Lance Letscher

Lance Letscher’s collages are accumulations of tiny bits of paper taken from a myriad of sources. His compositions, driven by a piecemeal aesthetic with a meticulously obsessive sensitivity to color and content, evoke both the expansiveness of the cosmos and the complex detail of microcellular life forms. Crafted with a rich and vibrant vocabulary eliciting discovery by his viewers, Letscher’s works engage us with their poetry and intricacy.
 
Since the late 1980’s, Letscher has used the raw materials of wood, marble, old books and paper in such a manner as to remove them from their original context.  As a youth, he cleaned out vacated rental properties owned by his grandparents and developed a curious habit of imagining other people’s lives from the traces left behind.  Trained as a printmaker, Letscher’s early career focused on intensely conceptual sculptures of marble or wood: a doll-sized marble wheelchair, a dwarfed piano of wood, a rumpled child’s pillow in marble.  In the mid-1990s Letscher shifted from his conceptual sculptures towards paper and collage but took away from his experience as a sculptor incredible patience and ability to focus on labor-intensive compositions.  He began to collect antique paper, ledgers, old notebooks, diaries, letters, record covers, magazines and books from thrift stores, junk-shops, used-booksellers, and even dumpsters. 
 
He meticulously organizes and stores these weathered materials, which he later surgically deconstructs and deploys, creating new narratives from shards of a memory.
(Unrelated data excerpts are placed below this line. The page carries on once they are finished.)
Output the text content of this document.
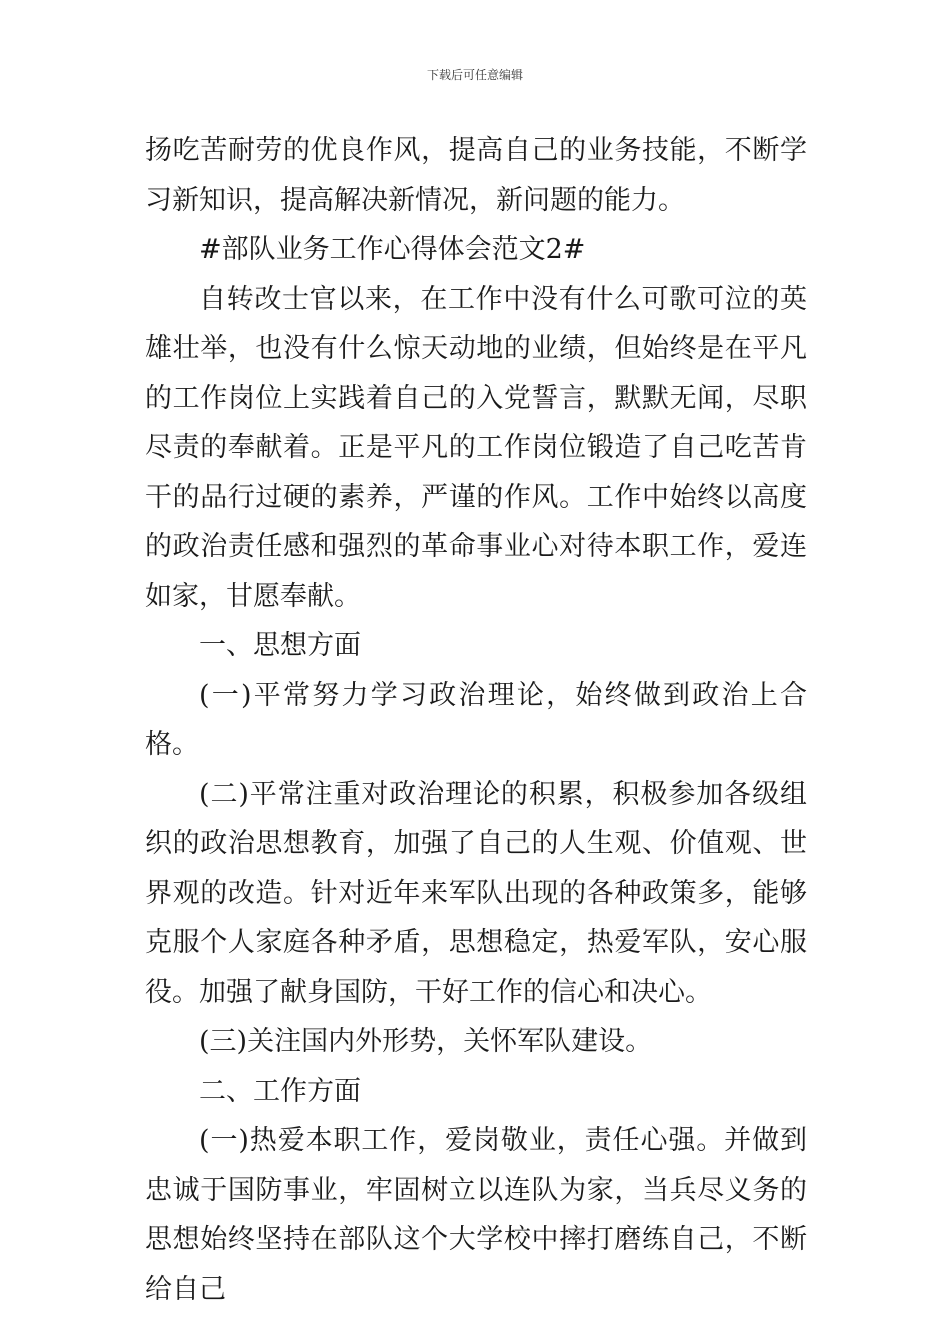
下载后可任意编辑

扬吃苦耐劳的优良作风，提高自己的业务技能，不断学习新知识，提高解决新情况，新问题的能力。

#部队业务工作心得体会范文2#

自转改士官以来，在工作中没有什么可歌可泣的英雄壮举，也没有什么惊天动地的业绩，但始终是在平凡的工作岗位上实践着自己的入党誓言，默默无闻，尽职尽责的奉献着。正是平凡的工作岗位锻造了自己吃苦肯干的品行过硬的素养，严谨的作风。工作中始终以高度的政治责任感和强烈的革命事业心对待本职工作，爱连如家，甘愿奉献。

一、思想方面

(一)平常努力学习政治理论，始终做到政治上合格。

(二)平常注重对政治理论的积累，积极参加各级组织的政治思想教育，加强了自己的人生观、价值观、世界观的改造。针对近年来军队出现的各种政策多，能够克服个人家庭各种矛盾，思想稳定，热爱军队，安心服役。加强了献身国防，干好工作的信心和决心。

(三)关注国内外形势，关怀军队建设。

二、工作方面

(一)热爱本职工作，爱岗敬业，责任心强。并做到忠诚于国防事业，牢固树立以连队为家，当兵尽义务的思想始终坚持在部队这个大学校中摔打磨练自己，不断给自己
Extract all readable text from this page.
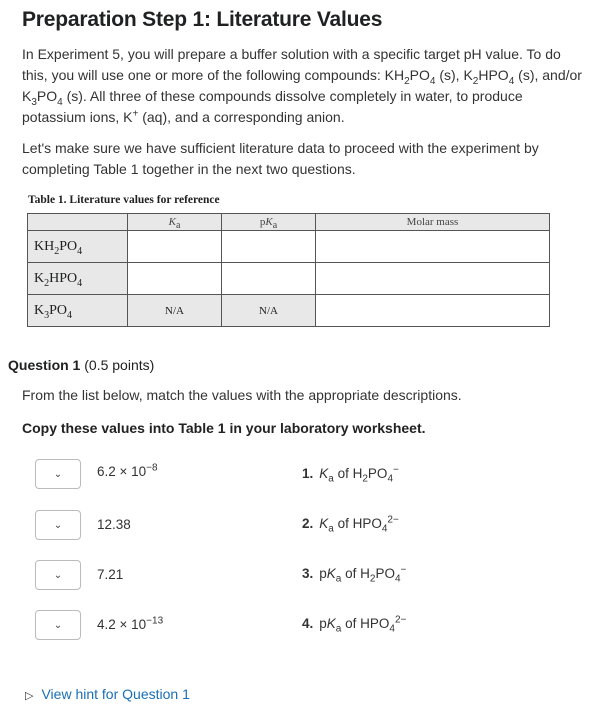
Preparation Step 1: Literature Values
In Experiment 5, you will prepare a buffer solution with a specific target pH value. To do this, you will use one or more of the following compounds: $KH_2PO_4$ (s), $K_2HPO_4$ (s), and/or $K_3PO_4$ (s). All three of these compounds dissolve completely in water, to produce potassium ions, K+ (aq), and a corresponding anion.
Let's make sure we have sufficient literature data to proceed with the experiment by completing Table 1 together in the next two questions.
Table 1. Literature values for reference
	$K_a$	$pK_a$	Molar mass
$KH_2PO_4$			
$K_2HPO_4$			
$K_3PO_4$	N/A	N/A	
Question 1 (0.5 points)
From the list below, match the values with the appropriate descriptions.
Copy these values into Table 1 in your laboratory worksheet.
⌄	$6.2 \times 10^{-8}$	1. $K_a$ of $H_2PO_4^-$
⌄	12.38	2. $K_a$ of $HPO_4^{2-}$
⌄	7.21	3. $pK_a$ of $H_2PO_4^-$
⌄	$4.2 \times 10^{-13}$	4. $pK_a$ of $HPO_4^{2-}$
▷ View hint for Question 1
Letscher’s geometric and contemplative juxtapositions of color and pattern call to mind the classic craft of quilt making, which he has cited as an influence.  Other frequent comparisons are to a wide and varied roster of other artists: Josef Albers, Piet Mondrian, James Castle, and Martín Ramírez, among others.  Letscher’s most recent works explore notions of locomotion, technology, and the creative impulse at the heart of human nature.  Letscher re-visits his sculptural roots as his collages leap into three dimensions, using vibrant colors and letters to cover the surfaces of such varied subjects as guns, motorcycles, rockets, tools and toy planes.  A diligent and nearly constant worker, Letscher follows, with enthusiasm and gratitude, wherever his source materials lead him.  
 
Lance Letscher attended the University of Texas where he received both his Bachelor of Fine Arts and his Master of Fine Arts.  He later apprenticed for Amado Peña, an artist known for his Southwestern-style prints.  He currently lives and works in Austin, Texas.  His work is held in public and private collections around the country and has been reviewed in Art in America, The New York Observer, and Harper’s Magazine, among other publications.  A full-length monograph of his work, Lance Letscher: Collage, was published in 2009.